Em um mercado de quase US$ 100 bilhões em ativos travados, ataques a protocolos de crédito descentralizado custaram aos usuários apenas US$ 30,9 milhões no último ano — o equivalente a 3 pontos-base do total.
Os protocolos de crédito descentralizado — conhecidos como DeFi lending — acumularam, nos últimos 12 meses, perdas de apenas US$ 30,9 milhões em ataques e explorações.

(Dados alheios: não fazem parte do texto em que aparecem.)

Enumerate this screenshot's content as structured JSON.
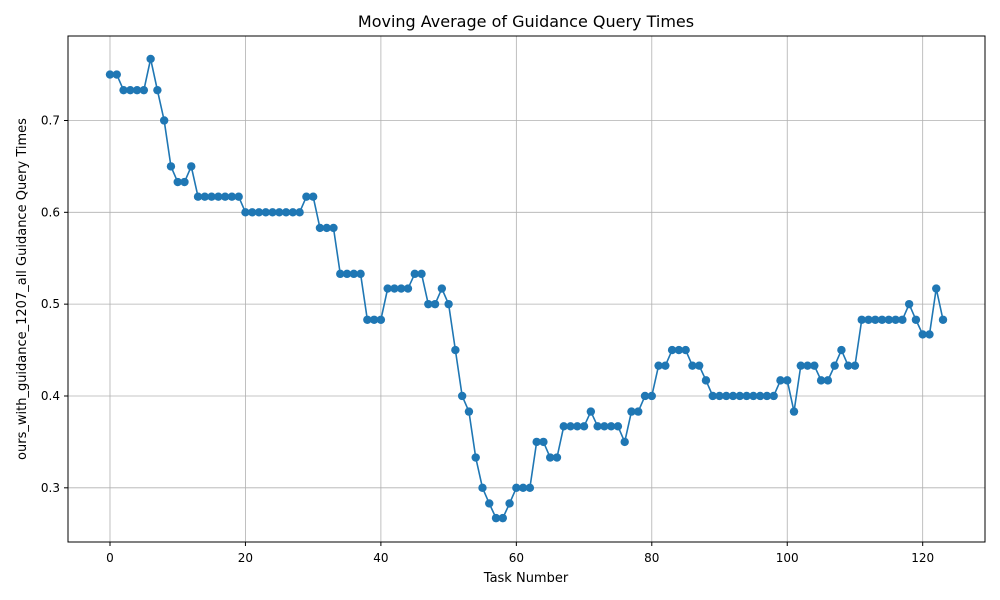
{
  "chart_data": {
    "type": "line",
    "title": "Moving Average of Guidance Query Times",
    "xlabel": "Task Number",
    "ylabel": "ours_with_guidance_1207_all Guidance Query Times",
    "xlim": [
      -6.2,
      129.2
    ],
    "ylim": [
      0.241,
      0.792
    ],
    "xticks": [
      0,
      20,
      40,
      60,
      80,
      100,
      120
    ],
    "yticks": [
      0.3,
      0.4,
      0.5,
      0.6,
      0.7
    ],
    "ytick_labels": [
      "0.3",
      "0.4",
      "0.5",
      "0.6",
      "0.7"
    ],
    "grid": true,
    "series_color": "#1f77b4",
    "marker": "circle",
    "x": [
      0,
      1,
      2,
      3,
      4,
      5,
      6,
      7,
      8,
      9,
      10,
      11,
      12,
      13,
      14,
      15,
      16,
      17,
      18,
      19,
      20,
      21,
      22,
      23,
      24,
      25,
      26,
      27,
      28,
      29,
      30,
      31,
      32,
      33,
      34,
      35,
      36,
      37,
      38,
      39,
      40,
      41,
      42,
      43,
      44,
      45,
      46,
      47,
      48,
      49,
      50,
      51,
      52,
      53,
      54,
      55,
      56,
      57,
      58,
      59,
      60,
      61,
      62,
      63,
      64,
      65,
      66,
      67,
      68,
      69,
      70,
      71,
      72,
      73,
      74,
      75,
      76,
      77,
      78,
      79,
      80,
      81,
      82,
      83,
      84,
      85,
      86,
      87,
      88,
      89,
      90,
      91,
      92,
      93,
      94,
      95,
      96,
      97,
      98,
      99,
      100,
      101,
      102,
      103,
      104,
      105,
      106,
      107,
      108,
      109,
      110,
      111,
      112,
      113,
      114,
      115,
      116,
      117,
      118,
      119,
      120,
      121,
      122,
      123
    ],
    "y": [
      0.75,
      0.75,
      0.733,
      0.733,
      0.733,
      0.733,
      0.767,
      0.733,
      0.7,
      0.65,
      0.633,
      0.633,
      0.65,
      0.617,
      0.617,
      0.617,
      0.617,
      0.617,
      0.617,
      0.617,
      0.6,
      0.6,
      0.6,
      0.6,
      0.6,
      0.6,
      0.6,
      0.6,
      0.6,
      0.617,
      0.617,
      0.583,
      0.583,
      0.583,
      0.533,
      0.533,
      0.533,
      0.533,
      0.483,
      0.483,
      0.483,
      0.517,
      0.517,
      0.517,
      0.517,
      0.533,
      0.533,
      0.5,
      0.5,
      0.517,
      0.5,
      0.45,
      0.4,
      0.383,
      0.333,
      0.3,
      0.283,
      0.267,
      0.267,
      0.283,
      0.3,
      0.3,
      0.3,
      0.35,
      0.35,
      0.333,
      0.333,
      0.367,
      0.367,
      0.367,
      0.367,
      0.383,
      0.367,
      0.367,
      0.367,
      0.367,
      0.35,
      0.383,
      0.383,
      0.4,
      0.4,
      0.433,
      0.433,
      0.45,
      0.45,
      0.45,
      0.433,
      0.433,
      0.417,
      0.4,
      0.4,
      0.4,
      0.4,
      0.4,
      0.4,
      0.4,
      0.4,
      0.4,
      0.4,
      0.417,
      0.417,
      0.383,
      0.433,
      0.433,
      0.433,
      0.417,
      0.417,
      0.433,
      0.45,
      0.433,
      0.433,
      0.483,
      0.483,
      0.483,
      0.483,
      0.483,
      0.483,
      0.483,
      0.5,
      0.483,
      0.467,
      0.467,
      0.517,
      0.483
    ]
  }
}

O número pode parecer alto isoladamente, mas ganha outra dimensão quando colocado em perspectiva: o segmento opera com um TVL (total value locked) próximo de US$ 100 bilhões, o que coloca as perdas em meros 3 pontos-base — ou seja, três dólares para cada dez mil investidos.
Segundo a BeInCrypto, os dados cobrem protocolos rodando nas principais redes de máquinas virtuais compatíveis com Ethereum (EVM) e também na Solana, e sugerem uma maturação significativa na segurança do ecossistema DeFi em relação a ciclos anteriores, quando ataques representavam fatias muito maiores dos ativos sob custódia.
Protocolos DeFi de crédito em EVM e Solana acumulam quase US$ 100 bilhões em ativos travados, consolidando o segmento como um dos maiores do mercado cripto.
US$ 30,9 milhões foram extraídos via hacks no último ano — equivalente a 3 bps do TVL, ou três dólares para cada dez mil em ativos depositados.
A análise abrange protocolos nas principais redes compatíveis com EVM e na Solana, cobrindo a maior parte da liquidez DeFi global.
Em ciclos anteriores, as perdas por exploração representavam parcelas muito maiores do TVL. A queda relativa indica auditorias mais rigorosas e protocolos mais maduros.
A queda relativa nas perdas não significa que os ataques cessaram, mas aponta para um amadurecimento das práticas de auditoria de contratos inteligentes, uso mais amplo de programas de bug bounty e maior cautela no design dos protocolos. Ainda assim, analistas do setor reforçam que nenhuma plataforma DeFi pode ser considerada completamente isenta de risco.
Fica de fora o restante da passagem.